I don’t know if this was Kelley’s intention when he started the series, but by the end of The Practice’s run you began to get the feeling that the characters were being punished for representing the worst criminals imaginable. There have been sleazy attorneys on other Kelley series — Richard Fish on Ally McBeal didn’t even hide the fact he only cared about money and Alan Shore (James Spader, who would begin his work on The Practice’s final season) was a brilliant legal mind who was fired from two firms for his methods and at his final firm (on Boston Legal) was regard by the partners with not even veiled contempt. But the longer The Practice stayed on the air, you got the feeling that Kelley was sending the message that if you represent the guilty, you’re not worthy of being among the company of other lawyers.

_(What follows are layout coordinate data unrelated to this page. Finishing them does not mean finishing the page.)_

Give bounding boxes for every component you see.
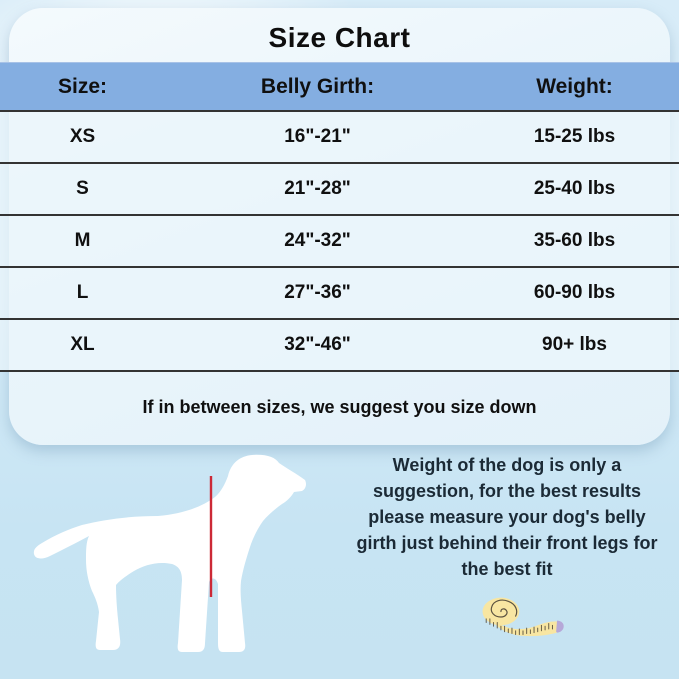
- girth-value: 32"-46": [284, 334, 351, 355]
- advice-line: girth just behind their front legs for: [356, 533, 658, 553]
- table-row: XS 16"-21" 15-25 lbs: [0, 112, 679, 164]
- header-cell-weight: Weight:: [536, 74, 613, 98]
- size-table: Size: Belly Girth: Weight: XS 16"-21" 15…: [0, 62, 679, 372]
- advice-line: Weight of the dog is only a: [392, 455, 622, 475]
- size-value: M: [74, 230, 91, 251]
- dog-measurement-illustration: [12, 450, 312, 660]
- table-row: XL 32"-46" 90+ lbs: [0, 320, 679, 372]
- page-title: Size Chart: [268, 22, 411, 53]
- weight-value: 60-90 lbs: [533, 282, 616, 303]
- girth-value: 16"-21": [284, 126, 351, 147]
- weight-value: 90+ lbs: [542, 334, 607, 355]
- advice-line: suggestion, for the best results: [372, 481, 642, 501]
- girth-value: 24"-32": [284, 230, 351, 251]
- sizing-note: If in between sizes, we suggest you size…: [142, 396, 537, 417]
- tape-tick-marks: [485, 618, 553, 635]
- girth-value: 27"-36": [284, 282, 351, 303]
- advice-line: the best fit: [461, 559, 553, 579]
- weight-value: 35-60 lbs: [533, 230, 616, 251]
- header-cell-size: Size:: [57, 74, 107, 98]
- size-value: S: [76, 178, 89, 199]
- table-row: S 21"-28" 25-40 lbs: [0, 164, 679, 216]
- measuring-tape-graphic: [482, 597, 564, 637]
- dog-silhouette-icon: [33, 454, 307, 652]
- advice-line: please measure your dog's belly: [368, 507, 646, 527]
- girth-value: 21"-28": [284, 178, 351, 199]
- table-row: L 27"-36" 60-90 lbs: [0, 268, 679, 320]
- weight-value: 15-25 lbs: [533, 126, 616, 147]
- size-value: XL: [70, 334, 95, 355]
- size-value: XS: [69, 126, 96, 147]
- size-value: L: [76, 282, 89, 303]
- measurement-advice-text: Weight of the dog is only a suggestion, …: [340, 452, 674, 582]
- table-row: M 24"-32" 35-60 lbs: [0, 216, 679, 268]
- weight-value: 25-40 lbs: [533, 178, 616, 199]
- header-cell-girth: Belly Girth:: [260, 74, 375, 98]
- table-header-row: Size: Belly Girth: Weight:: [0, 62, 679, 112]
- measuring-tape-icon: [477, 594, 569, 640]
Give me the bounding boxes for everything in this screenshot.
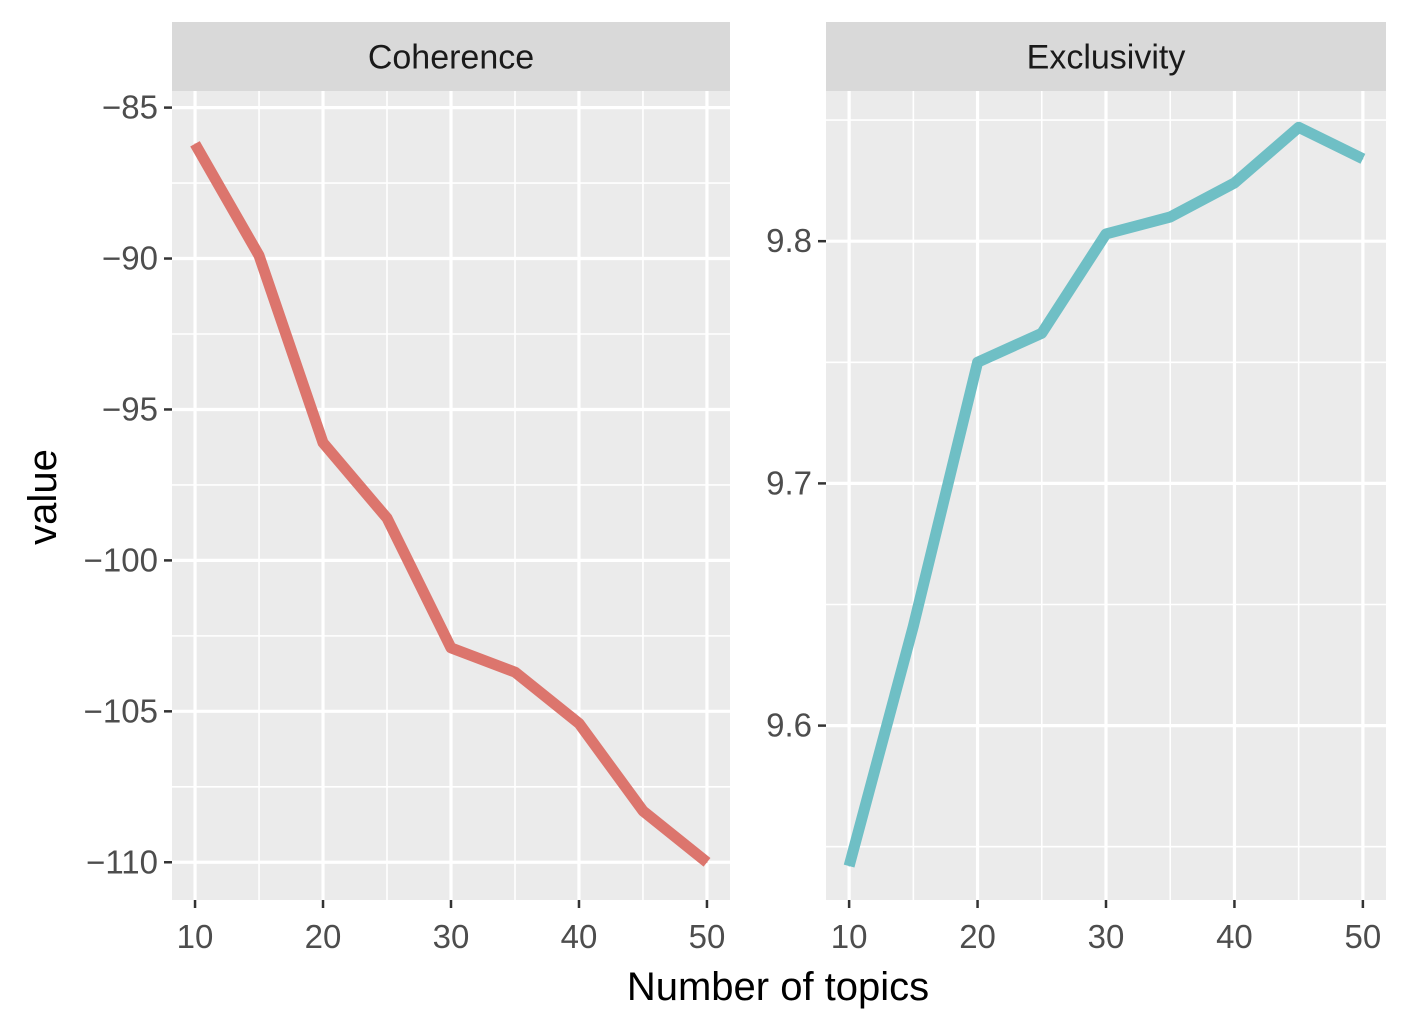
data-point [1169,216,1171,218]
y-tick-label: 9.6 [766,707,812,744]
y-tick-label: −95 [102,390,158,427]
y-tick-label: −100 [84,541,158,578]
x-tick-label: 30 [433,918,470,955]
y-tick-label: 9.7 [766,464,812,501]
facet-strip [172,22,730,91]
x-axis-title: Number of topics [627,965,929,1009]
y-tick-label: −85 [102,89,158,126]
data-point [514,671,516,673]
data-point [386,517,388,519]
y-axis-title: value [21,449,65,545]
x-tick-label: 10 [177,918,214,955]
y-tick-label: −90 [102,240,158,277]
x-tick-label: 20 [305,918,342,955]
data-point [1105,233,1107,235]
data-point [578,722,580,724]
y-tick-label: −105 [84,692,158,729]
data-point [258,255,260,257]
x-tick-label: 40 [1216,918,1253,955]
data-point [322,442,324,444]
x-tick-label: 30 [1088,918,1125,955]
x-tick-label: 50 [689,918,726,955]
x-tick-label: 50 [1345,918,1382,955]
x-tick-label: 10 [831,918,868,955]
data-point [450,647,452,649]
data-point [1041,332,1043,334]
data-point [706,861,708,863]
x-tick-label: 40 [561,918,598,955]
x-tick-label: 20 [959,918,996,955]
data-point [642,810,644,812]
data-point [848,865,850,867]
data-point [912,625,914,627]
facet-strip [826,22,1386,91]
facet-strip-label: Exclusivity [1027,39,1186,77]
data-point [1298,126,1300,128]
facet-strip-label: Coherence [368,39,534,77]
data-point [977,361,979,363]
y-tick-label: 9.8 [766,222,812,259]
y-tick-label: −110 [86,843,158,880]
data-point [1233,182,1235,184]
data-point [194,143,196,145]
data-point [1362,158,1364,160]
facet-panel-exclusivity: Exclusivity 9.6 9.7 9.8 10 20 30 40 50 [766,22,1386,955]
facet-panel-coherence: Coherence −85 −90 −95 −100 −105 −110 10 20 30 40 50 [84,22,730,955]
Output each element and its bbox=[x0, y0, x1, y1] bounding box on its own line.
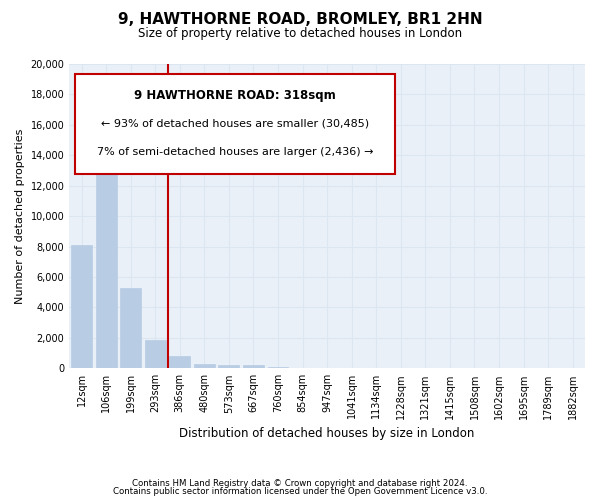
Bar bbox=[145, 340, 166, 368]
Text: 9 HAWTHORNE ROAD: 318sqm: 9 HAWTHORNE ROAD: 318sqm bbox=[134, 90, 336, 102]
Text: ← 93% of detached houses are smaller (30,485): ← 93% of detached houses are smaller (30… bbox=[101, 119, 369, 129]
Bar bbox=[194, 364, 215, 368]
Bar bbox=[268, 367, 289, 368]
Text: 7% of semi-detached houses are larger (2,436) →: 7% of semi-detached houses are larger (2… bbox=[97, 147, 373, 157]
Text: Size of property relative to detached houses in London: Size of property relative to detached ho… bbox=[138, 28, 462, 40]
Bar bbox=[169, 356, 190, 368]
X-axis label: Distribution of detached houses by size in London: Distribution of detached houses by size … bbox=[179, 427, 475, 440]
Text: Contains public sector information licensed under the Open Government Licence v3: Contains public sector information licen… bbox=[113, 487, 487, 496]
Text: 9, HAWTHORNE ROAD, BROMLEY, BR1 2HN: 9, HAWTHORNE ROAD, BROMLEY, BR1 2HN bbox=[118, 12, 482, 28]
Bar bbox=[95, 118, 116, 368]
Y-axis label: Number of detached properties: Number of detached properties bbox=[15, 128, 25, 304]
Bar bbox=[243, 366, 264, 368]
Bar bbox=[218, 366, 239, 368]
Bar bbox=[71, 245, 92, 368]
Bar bbox=[120, 288, 141, 368]
Text: Contains HM Land Registry data © Crown copyright and database right 2024.: Contains HM Land Registry data © Crown c… bbox=[132, 478, 468, 488]
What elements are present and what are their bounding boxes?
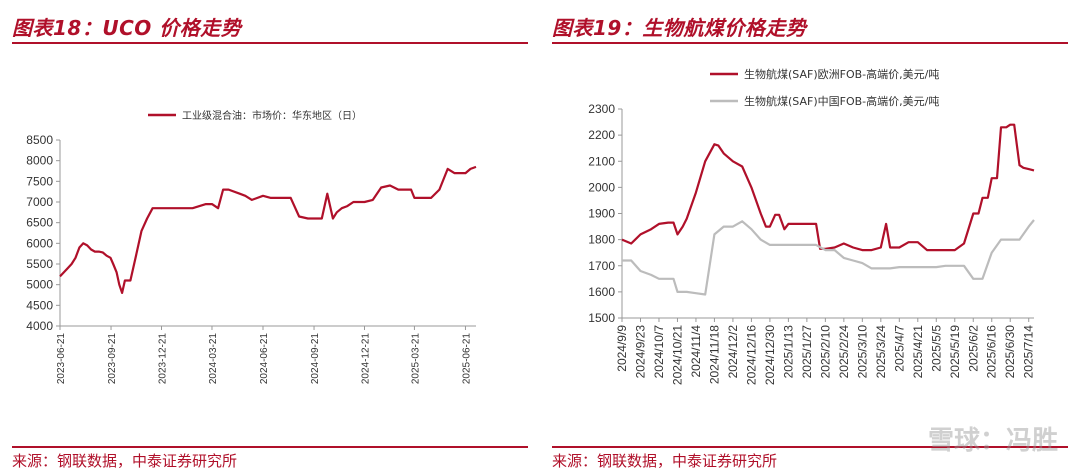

And considering that The Practice was of the biggest critical and audience hits of the late 1990s/ early 2000s (it won Best Drama in 1998 and 1999, the latter time beating the first seasons of The Sopranos, and won more a dozen awards for its acting particularly in the Guest Actor and Actress category) you kind of wonder if this message permeated the consciousness of the psyche the same way that Law and Order’s did. That attorneys like Bobby Donnell and Alan Shore were contemptible for doing what they did and that to an extent, deserved to suffer for their sins. The prosecution was represented just as much during the series run (mostly by Lara Flynn Boyle) and there would be quite a few prosecutors who would be willing to cut corners in order to get convictions but whatever their abuses were paled in comparison to the agony that the lawyers at Donnell and Associates had to go through with their clientele.
Kelley’s creative ability peaked after The Practice ended. He would write other critical and popular hits — Boston Legal for ABC and the Kathy Bates vehicle Harry’s Law for NBC — but these series would be far more focused on political elements (I have written extensively about this in a previous article, so I won’t repeat myself here) and as a result were far less subtle. He has returned to greater recognition mostly for series like Big Little Lies and Big Sky and limited series like The Undoing. But he hasn’t entirely left his legal roots — one of his less noticed series was the Amazon series Goliath featuring Billy Bob Thornton as an attorney who takes on corporate giants.
I’ll wrap up this series later in the week as I deal with what the defense attorney looks like today and if there are any examples that can give us hope for the future.